During this phase, iterating from Version 2 to 5, the guide really took shape.

Build
With the bulk of the content settled, we could focus on design. We upgraded to a digital version of the design, but the process was still pretty scrappy. I downloaded a template from the web and edited it myself in Adobe InDesign. I’d do a self-print run just in time for a conference.

Learn
When we’d hand out the guides, I’d tell each person that we’d love their feedback on it. And we got lots of feedback, largely via email. We collected feedback in our ProdPad backlog like anything else.

During this phase, the quality and quantity of feedback starts to shift. The earlier in the MVP, the easier it is to iterate – and the more crucial! You’re sensitive to feedback, because you know the product is probably incomplete. There’s lots of low-hanging fruit and easy wins.

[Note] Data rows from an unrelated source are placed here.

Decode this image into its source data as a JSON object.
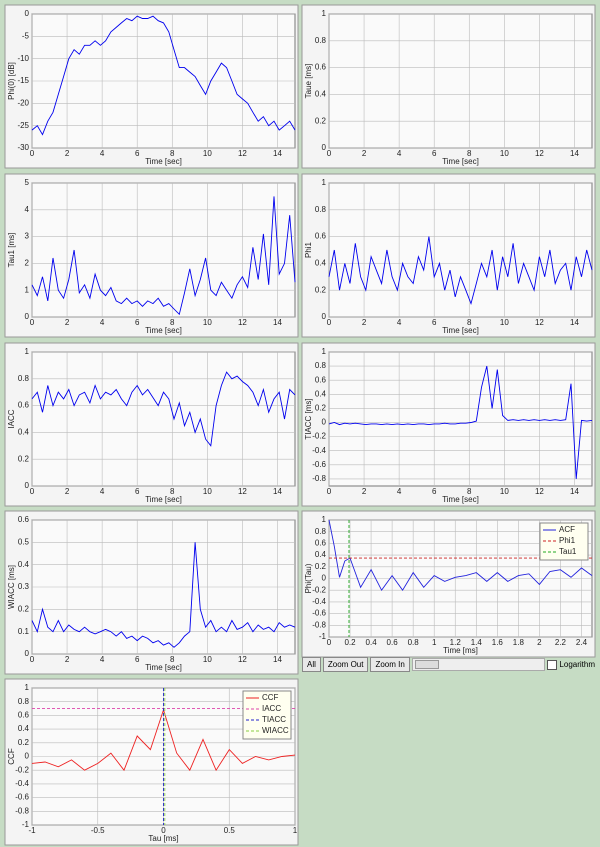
{
  "chart_data": [
    {
      "type": "line",
      "ylabel": "Phi(0) [dB]",
      "xlabel": "Time [sec]",
      "color": "#0000ee",
      "x": [
        0,
        0.3,
        0.6,
        0.9,
        1.2,
        1.5,
        1.8,
        2.1,
        2.4,
        2.7,
        3,
        3.3,
        3.6,
        3.9,
        4.2,
        4.5,
        4.8,
        5.1,
        5.4,
        5.7,
        6,
        6.3,
        6.6,
        6.9,
        7.2,
        7.5,
        7.8,
        8.1,
        8.4,
        8.7,
        9,
        9.3,
        9.6,
        9.9,
        10.2,
        10.5,
        10.8,
        11.1,
        11.4,
        11.7,
        12,
        12.3,
        12.6,
        12.9,
        13.2,
        13.5,
        13.8,
        14.1,
        14.4,
        14.7,
        15
      ],
      "values": [
        -26,
        -25,
        -27,
        -24,
        -22,
        -18,
        -14,
        -10,
        -8,
        -9,
        -7,
        -7,
        -6,
        -7,
        -6,
        -4,
        -3,
        -2,
        -1,
        -1.5,
        -0.5,
        -1,
        -1,
        -0.5,
        -1.5,
        -2,
        -4,
        -8,
        -12,
        -12,
        -13,
        -14,
        -16,
        -18,
        -15,
        -13,
        -11,
        -12,
        -15,
        -18,
        -19,
        -20,
        -22,
        -24,
        -23,
        -25,
        -24,
        -26,
        -25,
        -24,
        -26
      ],
      "xlim": [
        0,
        15
      ],
      "xticks": [
        0,
        2,
        4,
        6,
        8,
        10,
        12,
        14
      ],
      "ylim": [
        -30,
        0
      ],
      "yticks": [
        -30,
        -25,
        -20,
        -15,
        -10,
        -5,
        0
      ],
      "grid": true
    },
    {
      "type": "line",
      "ylabel": "Taue [ms]",
      "xlabel": "Time [sec]",
      "color": "#0000ee",
      "xlim": [
        0,
        15
      ],
      "xticks": [
        0,
        2,
        4,
        6,
        8,
        10,
        12,
        14
      ],
      "ylim": [
        0,
        1
      ],
      "yticks": [
        0,
        0.2,
        0.4,
        0.6,
        0.8,
        1
      ],
      "grid": true
    },
    {
      "type": "line",
      "ylabel": "Tau1 [ms]",
      "xlabel": "Time [sec]",
      "color": "#0000ee",
      "x": [
        0,
        0.3,
        0.6,
        0.9,
        1.2,
        1.5,
        1.8,
        2.1,
        2.4,
        2.7,
        3,
        3.3,
        3.6,
        3.9,
        4.2,
        4.5,
        4.8,
        5.1,
        5.4,
        5.7,
        6,
        6.3,
        6.6,
        6.9,
        7.2,
        7.5,
        7.8,
        8.1,
        8.4,
        8.7,
        9,
        9.3,
        9.6,
        9.9,
        10.2,
        10.5,
        10.8,
        11.1,
        11.4,
        11.7,
        12,
        12.3,
        12.6,
        12.9,
        13.2,
        13.5,
        13.8,
        14.1,
        14.4,
        14.7,
        15
      ],
      "values": [
        1.2,
        0.8,
        1.5,
        0.6,
        2.2,
        1.0,
        0.7,
        1.4,
        2.5,
        0.9,
        1.2,
        0.7,
        1.6,
        1.0,
        0.8,
        1.1,
        0.6,
        0.5,
        0.7,
        0.5,
        0.6,
        0.4,
        0.6,
        0.5,
        0.7,
        0.4,
        0.5,
        0.3,
        0.1,
        0.9,
        1.8,
        0.8,
        1.4,
        2.2,
        1.0,
        0.8,
        1.3,
        1.0,
        0.7,
        1.2,
        1.5,
        1.1,
        2.6,
        1.4,
        3.1,
        1.2,
        4.5,
        1.6,
        2.0,
        3.8,
        1.3
      ],
      "xlim": [
        0,
        15
      ],
      "xticks": [
        0,
        2,
        4,
        6,
        8,
        10,
        12,
        14
      ],
      "ylim": [
        0,
        5
      ],
      "yticks": [
        0,
        1,
        2,
        3,
        4,
        5
      ],
      "grid": true
    },
    {
      "type": "line",
      "ylabel": "Phi1",
      "xlabel": "Time [sec]",
      "color": "#0000ee",
      "x": [
        0,
        0.3,
        0.6,
        0.9,
        1.2,
        1.5,
        1.8,
        2.1,
        2.4,
        2.7,
        3,
        3.3,
        3.6,
        3.9,
        4.2,
        4.5,
        4.8,
        5.1,
        5.4,
        5.7,
        6,
        6.3,
        6.6,
        6.9,
        7.2,
        7.5,
        7.8,
        8.1,
        8.4,
        8.7,
        9,
        9.3,
        9.6,
        9.9,
        10.2,
        10.5,
        10.8,
        11.1,
        11.4,
        11.7,
        12,
        12.3,
        12.6,
        12.9,
        13.2,
        13.5,
        13.8,
        14.1,
        14.4,
        14.7,
        15
      ],
      "values": [
        0.3,
        0.5,
        0.2,
        0.4,
        0.25,
        0.55,
        0.3,
        0.2,
        0.45,
        0.35,
        0.25,
        0.5,
        0.3,
        0.2,
        0.4,
        0.3,
        0.25,
        0.45,
        0.35,
        0.6,
        0.3,
        0.4,
        0.2,
        0.35,
        0.15,
        0.3,
        0.2,
        0.1,
        0.25,
        0.4,
        0.3,
        0.5,
        0.2,
        0.45,
        0.3,
        0.55,
        0.25,
        0.4,
        0.3,
        0.2,
        0.45,
        0.3,
        0.5,
        0.25,
        0.35,
        0.4,
        0.2,
        0.45,
        0.3,
        0.5,
        0.35
      ],
      "xlim": [
        0,
        15
      ],
      "xticks": [
        0,
        2,
        4,
        6,
        8,
        10,
        12,
        14
      ],
      "ylim": [
        0,
        1
      ],
      "yticks": [
        0,
        0.2,
        0.4,
        0.6,
        0.8,
        1
      ],
      "grid": true
    },
    {
      "type": "line",
      "ylabel": "IACC",
      "xlabel": "Time [sec]",
      "color": "#0000ee",
      "x": [
        0,
        0.3,
        0.6,
        0.9,
        1.2,
        1.5,
        1.8,
        2.1,
        2.4,
        2.7,
        3,
        3.3,
        3.6,
        3.9,
        4.2,
        4.5,
        4.8,
        5.1,
        5.4,
        5.7,
        6,
        6.3,
        6.6,
        6.9,
        7.2,
        7.5,
        7.8,
        8.1,
        8.4,
        8.7,
        9,
        9.3,
        9.6,
        9.9,
        10.2,
        10.5,
        10.8,
        11.1,
        11.4,
        11.7,
        12,
        12.3,
        12.6,
        12.9,
        13.2,
        13.5,
        13.8,
        14.1,
        14.4,
        14.7,
        15
      ],
      "values": [
        0.65,
        0.7,
        0.55,
        0.75,
        0.6,
        0.7,
        0.65,
        0.72,
        0.6,
        0.68,
        0.7,
        0.62,
        0.75,
        0.65,
        0.7,
        0.68,
        0.72,
        0.65,
        0.6,
        0.7,
        0.75,
        0.68,
        0.72,
        0.66,
        0.6,
        0.7,
        0.65,
        0.5,
        0.62,
        0.45,
        0.55,
        0.4,
        0.5,
        0.35,
        0.3,
        0.6,
        0.75,
        0.85,
        0.8,
        0.82,
        0.78,
        0.75,
        0.7,
        0.6,
        0.72,
        0.55,
        0.65,
        0.7,
        0.5,
        0.72,
        0.68
      ],
      "xlim": [
        0,
        15
      ],
      "xticks": [
        0,
        2,
        4,
        6,
        8,
        10,
        12,
        14
      ],
      "ylim": [
        0,
        1
      ],
      "yticks": [
        0,
        0.2,
        0.4,
        0.6,
        0.8,
        1
      ],
      "grid": true
    },
    {
      "type": "line",
      "ylabel": "TIACC [ms]",
      "xlabel": "Time [sec]",
      "color": "#0000ee",
      "x": [
        0,
        0.3,
        0.6,
        0.9,
        1.2,
        1.5,
        1.8,
        2.1,
        2.4,
        2.7,
        3,
        3.3,
        3.6,
        3.9,
        4.2,
        4.5,
        4.8,
        5.1,
        5.4,
        5.7,
        6,
        6.3,
        6.6,
        6.9,
        7.2,
        7.5,
        7.8,
        8.1,
        8.4,
        8.7,
        9,
        9.3,
        9.6,
        9.9,
        10.2,
        10.5,
        10.8,
        11.1,
        11.4,
        11.7,
        12,
        12.3,
        12.6,
        12.9,
        13.2,
        13.5,
        13.8,
        14.1,
        14.4,
        14.7,
        15
      ],
      "values": [
        -0.02,
        0.0,
        -0.03,
        -0.01,
        -0.02,
        -0.01,
        -0.02,
        -0.03,
        -0.02,
        -0.02,
        -0.03,
        -0.02,
        -0.03,
        -0.02,
        -0.03,
        -0.02,
        -0.03,
        -0.02,
        -0.02,
        -0.03,
        -0.02,
        -0.02,
        -0.01,
        -0.02,
        -0.02,
        -0.01,
        -0.01,
        0.0,
        0.02,
        0.5,
        0.8,
        0.2,
        0.75,
        0.1,
        0.03,
        0.04,
        0.03,
        0.04,
        0.03,
        0.04,
        0.03,
        0.04,
        0.03,
        0.04,
        0.03,
        0.04,
        0.55,
        -0.8,
        0.03,
        0.02,
        0.03
      ],
      "xlim": [
        0,
        15
      ],
      "xticks": [
        0,
        2,
        4,
        6,
        8,
        10,
        12,
        14
      ],
      "ylim": [
        -0.9,
        1
      ],
      "yticks": [
        -0.8,
        -0.6,
        -0.4,
        -0.2,
        0,
        0.2,
        0.4,
        0.6,
        0.8,
        1
      ],
      "grid": true
    },
    {
      "type": "line",
      "ylabel": "WIACC [ms]",
      "xlabel": "Time [sec]",
      "color": "#0000ee",
      "x": [
        0,
        0.3,
        0.6,
        0.9,
        1.2,
        1.5,
        1.8,
        2.1,
        2.4,
        2.7,
        3,
        3.3,
        3.6,
        3.9,
        4.2,
        4.5,
        4.8,
        5.1,
        5.4,
        5.7,
        6,
        6.3,
        6.6,
        6.9,
        7.2,
        7.5,
        7.8,
        8.1,
        8.4,
        8.7,
        9,
        9.3,
        9.6,
        9.9,
        10.2,
        10.5,
        10.8,
        11.1,
        11.4,
        11.7,
        12,
        12.3,
        12.6,
        12.9,
        13.2,
        13.5,
        13.8,
        14.1,
        14.4,
        14.7,
        15
      ],
      "values": [
        0.15,
        0.1,
        0.2,
        0.12,
        0.1,
        0.15,
        0.1,
        0.13,
        0.11,
        0.1,
        0.12,
        0.1,
        0.09,
        0.1,
        0.11,
        0.1,
        0.08,
        0.1,
        0.07,
        0.08,
        0.06,
        0.08,
        0.07,
        0.05,
        0.06,
        0.04,
        0.05,
        0.03,
        0.05,
        0.08,
        0.1,
        0.5,
        0.2,
        0.12,
        0.15,
        0.1,
        0.12,
        0.1,
        0.15,
        0.11,
        0.12,
        0.14,
        0.1,
        0.13,
        0.11,
        0.12,
        0.1,
        0.14,
        0.12,
        0.13,
        0.12
      ],
      "xlim": [
        0,
        15
      ],
      "xticks": [
        0,
        2,
        4,
        6,
        8,
        10,
        12,
        14
      ],
      "ylim": [
        0,
        0.6
      ],
      "yticks": [
        0,
        0.1,
        0.2,
        0.3,
        0.4,
        0.5,
        0.6
      ],
      "grid": true
    },
    {
      "type": "line",
      "ylabel": "Phi(Tau)",
      "xlabel": "Time [ms]",
      "x": [
        0,
        0.05,
        0.1,
        0.15,
        0.2,
        0.25,
        0.3,
        0.4,
        0.5,
        0.6,
        0.7,
        0.8,
        0.9,
        1.0,
        1.1,
        1.2,
        1.3,
        1.4,
        1.5,
        1.6,
        1.7,
        1.8,
        1.9,
        2.0,
        2.1,
        2.2,
        2.3,
        2.4,
        2.5
      ],
      "series": [
        {
          "name": "ACF",
          "color": "#2222dd",
          "values": [
            1,
            0.55,
            0.02,
            0.3,
            0.35,
            0.1,
            -0.15,
            0.15,
            -0.2,
            0.05,
            -0.2,
            0.1,
            -0.15,
            0.05,
            -0.05,
            0.02,
            0.05,
            0.1,
            -0.05,
            0.1,
            -0.05,
            0.05,
            0.08,
            -0.1,
            0.12,
            0.15,
            0.02,
            0.18,
            0.05
          ]
        }
      ],
      "reference_lines": [
        {
          "name": "Phi1",
          "color": "#cc2222",
          "orientation": "horizontal",
          "value": 0.35
        },
        {
          "name": "Tau1",
          "color": "#22aa22",
          "orientation": "vertical",
          "value": 0.19
        }
      ],
      "xlim": [
        0,
        2.5
      ],
      "xticks": [
        0,
        0.2,
        0.4,
        0.6,
        0.8,
        1,
        1.2,
        1.4,
        1.6,
        1.8,
        2,
        2.2,
        2.4
      ],
      "ylim": [
        -1,
        1
      ],
      "yticks": [
        -1,
        -0.8,
        -0.6,
        -0.4,
        -0.2,
        0,
        0.2,
        0.4,
        0.6,
        0.8,
        1
      ],
      "grid": true
    },
    {
      "type": "line",
      "ylabel": "CCF",
      "xlabel": "Tau [ms]",
      "x": [
        -1,
        -0.9,
        -0.8,
        -0.7,
        -0.6,
        -0.5,
        -0.4,
        -0.3,
        -0.2,
        -0.1,
        0,
        0.1,
        0.2,
        0.3,
        0.4,
        0.5,
        0.6,
        0.7,
        0.8,
        0.9,
        1
      ],
      "series": [
        {
          "name": "CCF",
          "color": "#ee2222",
          "values": [
            -0.1,
            -0.08,
            -0.15,
            -0.05,
            -0.2,
            -0.1,
            0.05,
            -0.2,
            0.3,
            0.1,
            0.68,
            0.05,
            -0.2,
            0.25,
            -0.2,
            0.1,
            -0.1,
            0.0,
            -0.05,
            0.0,
            0.02
          ]
        }
      ],
      "reference_lines": [
        {
          "name": "IACC",
          "color": "#dd44aa",
          "orientation": "horizontal",
          "value": 0.7
        },
        {
          "name": "TIACC",
          "color": "#2222cc",
          "orientation": "vertical",
          "value": 0
        },
        {
          "name": "WIACC",
          "color": "#88cc44",
          "orientation": "vertical",
          "value": 0.01
        }
      ],
      "xlim": [
        -1,
        1
      ],
      "xticks": [
        -1,
        -0.5,
        0,
        0.5,
        1
      ],
      "ylim": [
        -1,
        1
      ],
      "yticks": [
        -1,
        -0.8,
        -0.6,
        -0.4,
        -0.2,
        0,
        0.2,
        0.4,
        0.6,
        0.8,
        1
      ],
      "grid": true
    }
  ],
  "toolbar": {
    "buttons": [
      "All",
      "Zoom Out",
      "Zoom In"
    ],
    "checkbox_label": "Logarithm"
  }
}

As the versions mature, feedback is less about the core usability of the product. For the guides, we’d hear about a missing comma or a subjective opinion about the branding. You learn how to tell if this feedback is actually important. Does it address a core problem about the guide’s readability, or is it a minor typo or personal preference?

Iterate
We did have to do some release planning when it came time to print a new version! We’d need to understand how much feedback we collected, review it all, implement the worthwhile stuff, make any design adjustments, review the new version, then ship to the printer. We’d have to do all of this by a deadline to get to the conference on time!

Versions 6-7

This phase was more of the same building, learning, and iterating. We leveled up the design and had the guides professionally printed, but we still kept the release efforts as simple as possible. We continued using InDesign and saved the guide as a PDF that we could send to a local printer at a few days’ turnaround.

Version 8+

We went digital, baby! The guide proved so popular that we put it online. Now you can sign up for it on the website, and get a PDF of the e-book in your inbox.

The digital-only offer makes more sense for a few reasons. It’s cheaper and eco-friendly. Updates and iterations are easy to republish. Plus, now we’re able to reach product managers from all around the globe.

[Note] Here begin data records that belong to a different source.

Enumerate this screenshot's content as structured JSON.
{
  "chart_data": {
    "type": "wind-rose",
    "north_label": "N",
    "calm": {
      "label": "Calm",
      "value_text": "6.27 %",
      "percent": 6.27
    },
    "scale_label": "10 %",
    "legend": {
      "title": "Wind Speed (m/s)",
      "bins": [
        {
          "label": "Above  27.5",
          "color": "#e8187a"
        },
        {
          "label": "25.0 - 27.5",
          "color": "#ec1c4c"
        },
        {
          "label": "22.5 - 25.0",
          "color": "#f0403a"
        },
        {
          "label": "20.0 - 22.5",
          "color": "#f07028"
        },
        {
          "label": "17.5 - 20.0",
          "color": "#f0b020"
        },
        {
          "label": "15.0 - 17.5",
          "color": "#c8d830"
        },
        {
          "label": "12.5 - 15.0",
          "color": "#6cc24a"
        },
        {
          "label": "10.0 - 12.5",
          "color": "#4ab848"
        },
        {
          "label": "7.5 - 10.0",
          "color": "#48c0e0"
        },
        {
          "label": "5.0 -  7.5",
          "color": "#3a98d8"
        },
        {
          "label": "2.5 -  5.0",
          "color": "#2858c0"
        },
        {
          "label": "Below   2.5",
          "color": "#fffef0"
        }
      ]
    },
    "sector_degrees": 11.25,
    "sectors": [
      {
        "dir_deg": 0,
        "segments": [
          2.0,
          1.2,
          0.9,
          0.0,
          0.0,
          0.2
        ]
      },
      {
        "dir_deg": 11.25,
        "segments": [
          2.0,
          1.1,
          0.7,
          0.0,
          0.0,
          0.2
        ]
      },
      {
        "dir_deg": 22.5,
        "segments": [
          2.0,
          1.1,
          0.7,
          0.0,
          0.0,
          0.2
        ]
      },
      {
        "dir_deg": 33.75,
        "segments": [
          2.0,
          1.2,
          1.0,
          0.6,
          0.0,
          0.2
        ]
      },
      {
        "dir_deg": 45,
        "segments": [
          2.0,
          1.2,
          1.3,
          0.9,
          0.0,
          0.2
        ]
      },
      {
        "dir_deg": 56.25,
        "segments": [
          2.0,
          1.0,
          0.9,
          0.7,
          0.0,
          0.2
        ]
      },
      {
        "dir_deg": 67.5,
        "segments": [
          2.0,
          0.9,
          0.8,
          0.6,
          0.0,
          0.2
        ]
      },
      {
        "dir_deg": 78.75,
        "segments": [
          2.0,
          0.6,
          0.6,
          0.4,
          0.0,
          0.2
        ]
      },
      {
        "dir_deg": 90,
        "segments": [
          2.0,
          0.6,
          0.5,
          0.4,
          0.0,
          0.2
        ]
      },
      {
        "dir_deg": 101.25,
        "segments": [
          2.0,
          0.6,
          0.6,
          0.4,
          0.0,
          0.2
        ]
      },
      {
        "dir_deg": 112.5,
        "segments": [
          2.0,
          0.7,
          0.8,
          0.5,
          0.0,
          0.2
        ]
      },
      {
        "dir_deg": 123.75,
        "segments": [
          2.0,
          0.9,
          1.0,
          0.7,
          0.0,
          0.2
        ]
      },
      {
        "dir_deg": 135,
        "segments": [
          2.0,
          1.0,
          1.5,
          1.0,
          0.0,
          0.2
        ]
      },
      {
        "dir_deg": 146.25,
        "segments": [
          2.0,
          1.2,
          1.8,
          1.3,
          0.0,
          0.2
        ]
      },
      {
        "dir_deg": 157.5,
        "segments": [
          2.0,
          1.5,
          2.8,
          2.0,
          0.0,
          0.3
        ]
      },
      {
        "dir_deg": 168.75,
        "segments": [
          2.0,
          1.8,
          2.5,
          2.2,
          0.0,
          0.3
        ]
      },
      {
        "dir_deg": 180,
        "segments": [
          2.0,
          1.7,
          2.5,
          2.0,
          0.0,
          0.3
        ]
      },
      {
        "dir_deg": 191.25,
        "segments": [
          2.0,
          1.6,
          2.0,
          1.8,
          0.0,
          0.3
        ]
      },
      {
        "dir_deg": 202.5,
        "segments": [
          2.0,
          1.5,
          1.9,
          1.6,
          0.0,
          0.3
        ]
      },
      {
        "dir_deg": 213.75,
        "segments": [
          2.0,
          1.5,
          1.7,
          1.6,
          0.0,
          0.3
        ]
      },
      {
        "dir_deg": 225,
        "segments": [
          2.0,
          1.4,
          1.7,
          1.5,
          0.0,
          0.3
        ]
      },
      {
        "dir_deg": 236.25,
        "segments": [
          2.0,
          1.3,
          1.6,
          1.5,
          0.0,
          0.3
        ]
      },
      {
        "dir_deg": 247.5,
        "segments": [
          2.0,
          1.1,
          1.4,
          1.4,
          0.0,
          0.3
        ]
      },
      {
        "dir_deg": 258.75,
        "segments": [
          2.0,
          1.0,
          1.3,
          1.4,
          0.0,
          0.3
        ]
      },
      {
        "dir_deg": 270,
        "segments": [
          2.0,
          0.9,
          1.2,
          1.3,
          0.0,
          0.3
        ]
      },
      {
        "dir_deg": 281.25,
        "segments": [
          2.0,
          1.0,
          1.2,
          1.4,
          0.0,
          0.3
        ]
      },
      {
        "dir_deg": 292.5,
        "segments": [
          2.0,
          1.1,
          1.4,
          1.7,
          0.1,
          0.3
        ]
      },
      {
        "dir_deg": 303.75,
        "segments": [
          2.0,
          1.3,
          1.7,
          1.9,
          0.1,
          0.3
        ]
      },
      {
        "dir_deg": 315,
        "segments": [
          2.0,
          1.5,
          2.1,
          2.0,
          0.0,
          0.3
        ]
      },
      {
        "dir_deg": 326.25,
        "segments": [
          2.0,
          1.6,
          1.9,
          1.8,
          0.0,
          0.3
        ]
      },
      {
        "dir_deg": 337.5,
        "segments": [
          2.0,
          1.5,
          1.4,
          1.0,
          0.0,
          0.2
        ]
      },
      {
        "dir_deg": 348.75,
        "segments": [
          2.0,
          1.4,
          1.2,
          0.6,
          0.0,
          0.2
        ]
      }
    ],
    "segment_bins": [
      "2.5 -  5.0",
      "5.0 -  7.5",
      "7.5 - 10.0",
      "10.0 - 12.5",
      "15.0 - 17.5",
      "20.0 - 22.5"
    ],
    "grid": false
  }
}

Measuring and validating the Handy Guide MVP

Measuring and validating your hypothesis – your idea, your direction, your feature – is a big part of developing an MVP. But this can be a gray area if you’re working on projects that don’t have quantifiable data or user insights.


At ProdPad, we felt that people loved the Handy Guide! But this was hard to validate and track with data because the guides were a brand play more than anything else. So we used our own anecdotal forms of validation:

  • Positive response in person and via email. This feedback was the top form of evidence that informed and confirmed the process.
  • How quickly the guides disappeared at conferences. They were always the first type of merch to go!
  • How long people kept the guides. We’ve heard and seen that people keep their copy for many years! We could recognize each version because each printer run was slightly different: small tweaks, big edits, new branding, new copy on the inside.
  • A discount code for signing up. At one point, we iterated to include a code to get a discount on ProdPad, so we could track who converted as a customer. But this was secondary to the brand value.

Now, several years later, we have a solid marketing asset that takes very little resources to maintain, and we’ve established ProdPad as a thought leader in the space. By treating it as a minimum viable product, we could minimize our own efforts while ensuring we produced something super high-value.

The Handy Guide has gone through huge iterations but still kept its original purpose – to help people become great product managers.